On Thursday, Sept. 17, Johnson will inaugurate the new theme with a screening of the film “The Women of Brukman” at 7 p.m. in the Sanford Room of the Warren Hunting Smith Library.
During the 2001 economic collapse in Argentina, the seamstresses at Brukman’s clothing factory took over the operation the owners had abandoned. They reorganized it on a self-management model, without a doubt the most inspiring of the many new economic experiments in that country.
The name Brukman’s went from being a symbol of worker exploitation to being a site of revolutionary labor participation-all workers, no bosses.
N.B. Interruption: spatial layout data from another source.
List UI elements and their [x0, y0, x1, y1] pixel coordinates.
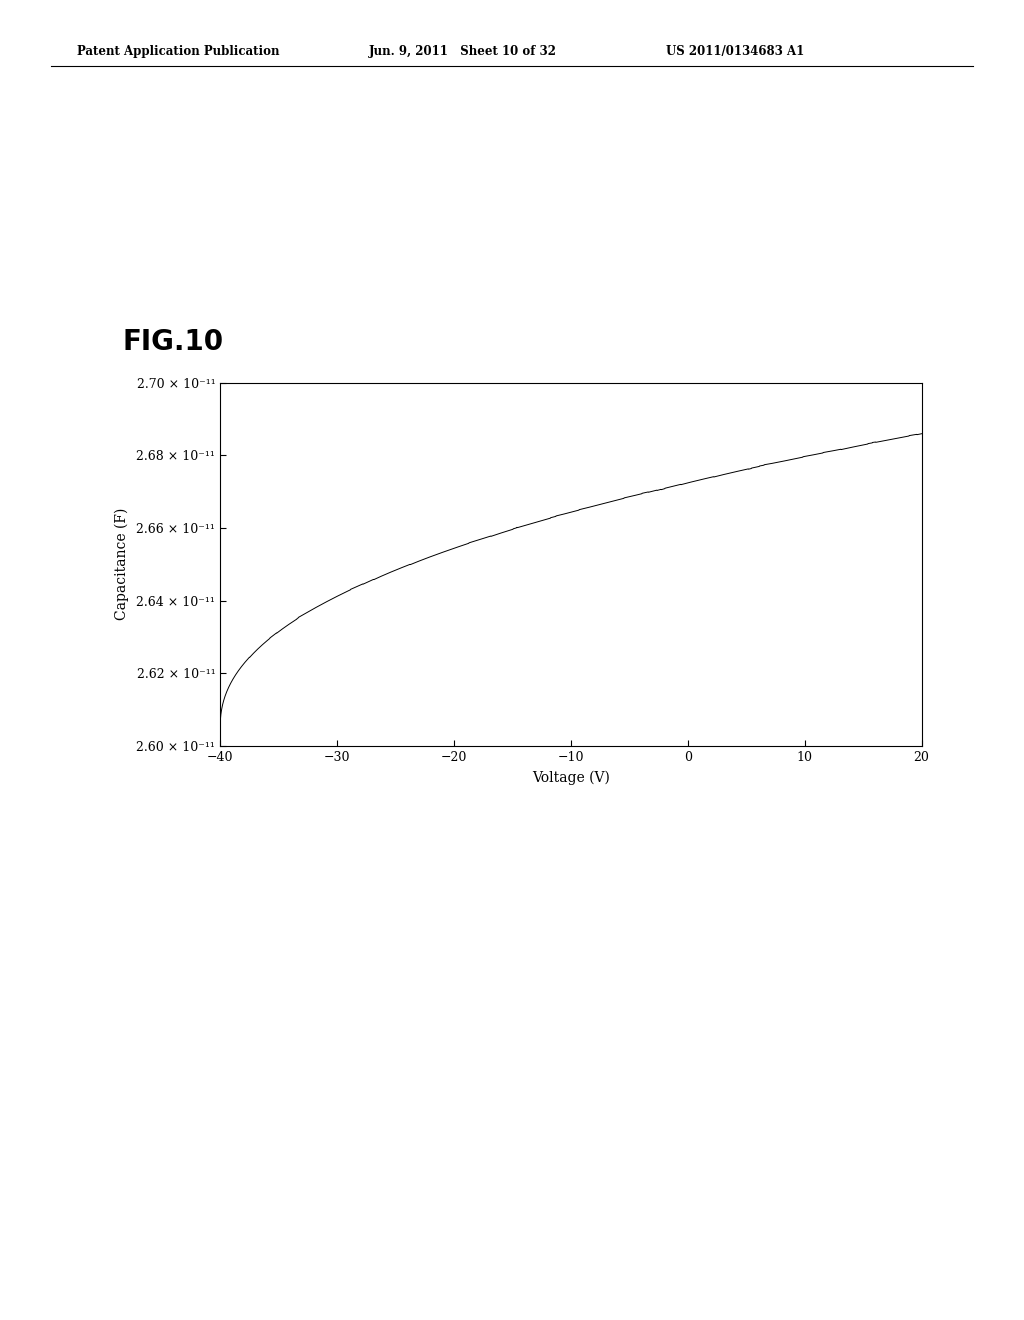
Text: US 2011/0134683 A1: US 2011/0134683 A1 [666, 45, 804, 58]
X-axis label: Voltage (V): Voltage (V) [531, 771, 610, 785]
Y-axis label: Capacitance (F): Capacitance (F) [115, 508, 129, 620]
Text: FIG.10: FIG.10 [123, 327, 224, 356]
Text: Patent Application Publication: Patent Application Publication [77, 45, 280, 58]
Text: Jun. 9, 2011   Sheet 10 of 32: Jun. 9, 2011 Sheet 10 of 32 [369, 45, 557, 58]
Isaac Isitan followed these courageous women over many years, their struggle to get the operation running again, their expulsion from the factory, months of battling to get it back, and tangles with the law.
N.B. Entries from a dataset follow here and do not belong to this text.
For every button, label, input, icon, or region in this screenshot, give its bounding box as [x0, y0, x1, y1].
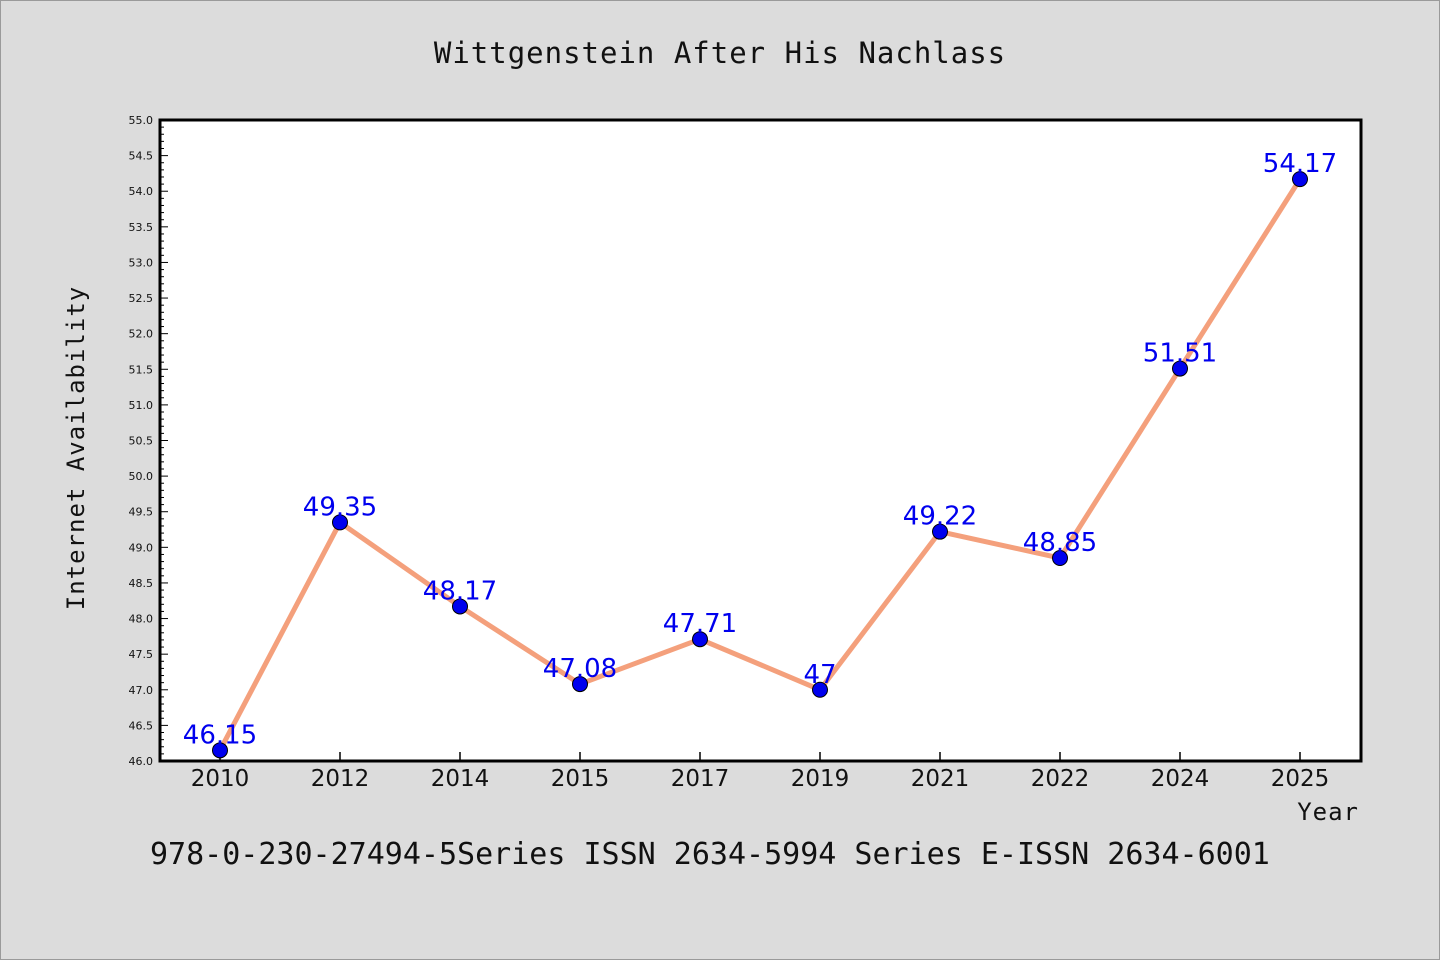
data-point: [692, 631, 708, 648]
data-point: [452, 598, 468, 615]
data-label: 54.17: [1263, 149, 1337, 179]
x-tick-label: 2024: [1151, 766, 1210, 792]
data-point: [572, 676, 588, 693]
data-label: 51.51: [1143, 339, 1217, 369]
data-point: [212, 742, 228, 759]
y-tick-label: 51.0: [129, 399, 154, 412]
x-tick-label: 2015: [551, 766, 610, 792]
y-tick-label: 46.0: [129, 755, 154, 768]
data-point: [932, 523, 948, 540]
x-axis-label: Year: [1297, 798, 1359, 826]
plot-area: [158, 118, 1363, 763]
y-tick-label: 46.5: [129, 719, 154, 732]
data-point: [332, 514, 348, 531]
y-tick-label: 52.5: [129, 292, 154, 305]
data-label: 47: [803, 660, 836, 690]
data-label: 49.35: [303, 492, 377, 522]
y-tick-label: 47.5: [129, 648, 154, 661]
x-tick-label: 2022: [1031, 766, 1090, 792]
data-point: [1292, 171, 1308, 188]
x-tick-label: 2019: [791, 766, 850, 792]
series-group: [212, 171, 1308, 759]
data-label: 48.85: [1023, 528, 1097, 558]
y-tick-label: 53.5: [129, 221, 154, 234]
data-point: [1052, 550, 1068, 567]
y-tick-label: 51.5: [129, 363, 154, 376]
y-tick-label: 54.5: [129, 150, 154, 163]
series-line: [217, 176, 1303, 753]
y-tick-label: 54.0: [129, 185, 154, 198]
x-tick-label: 2025: [1271, 766, 1330, 792]
data-point: [812, 681, 828, 698]
x-tick-label: 2010: [191, 766, 250, 792]
x-tick-label: 2012: [311, 766, 370, 792]
data-label: 46.15: [183, 720, 257, 750]
y-tick-label: 53.0: [129, 256, 154, 269]
data-label: 49.22: [903, 502, 977, 532]
x-tick-label: 2017: [671, 766, 730, 792]
data-labels: 46.15 49.35 48.17 47.08 47.71 47 49.22 48.85 51.…: [183, 149, 1337, 750]
y-tick-label: 48.5: [129, 577, 154, 590]
y-tick-label: 50.0: [129, 470, 154, 483]
y-tick-label: 49.5: [129, 506, 154, 519]
y-tick-label: 47.0: [129, 684, 154, 697]
y-axis: 46.0 46.5 47.0 47.5 48.0 48.5 49.0 49.5 50.0 50.5…: [129, 114, 168, 768]
data-label: 47.71: [663, 609, 737, 639]
y-tick-label: 50.5: [129, 435, 154, 448]
y-tick-label: 48.0: [129, 613, 154, 626]
x-tick-label: 2021: [911, 766, 970, 792]
x-axis: 2010 2012 2014 2015 2017 2019 2021 2022 2024 2025: [191, 752, 1330, 792]
y-tick-label: 49.0: [129, 541, 154, 554]
data-point: [1172, 360, 1188, 377]
y-tick-label: 52.0: [129, 328, 154, 341]
y-axis-label: Internet Availability: [62, 286, 90, 610]
x-tick-label: 2014: [431, 766, 490, 792]
footer-isbn-text: 978-0-230-27494-5Series ISSN 2634-5994 S…: [150, 837, 1270, 872]
chart-title: Wittgenstein After His Nachlass: [434, 36, 1006, 70]
data-label: 47.08: [543, 654, 617, 684]
data-label: 48.17: [423, 576, 497, 606]
y-tick-label: 55.0: [129, 114, 154, 127]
This is the story of a venture that began as a means of survival and became a genuine school for civics. Besides following the labor politics, the film also gets close to the women as individuals finding a way to put dignity into their working lives.
The Fisher Center was endowed with a $1 million gift from Emily and the late Richard Fisher, whose son Alexander graduated from Hobart College in 1993. Creation of the Fisher Center for the Study of Women and Men reflects a perfect intersection of the Colleges’ coordinate history and trends in the study of gender throughout academe.
Johnson, an associate professor of political science, teaches courses on American politics, inequality and urban politics. He is the author of “Revolutionaries to Race Leaders: Black Power and the Making of African American Politics” (University of Minnesota Press, 2007) which was awarded the 2008 W.E.B. DuBois Outstanding Book Award by the National Conference of Black Political Scientists. A native of south Louisiana, he is currently editing a collection of essays on the politics of disaster and reconstruction in the Gulf Coast region titled, “The Neoliberal Deluge: Hurricane Katrina, Late Capitalist Culture and the Remaking of New Orleans.” Johnson’s writings have appeared in In These Times, Monthly Review and New Political Science. Johnson also serves on the planning committee for the Rochester Labor Lyceum.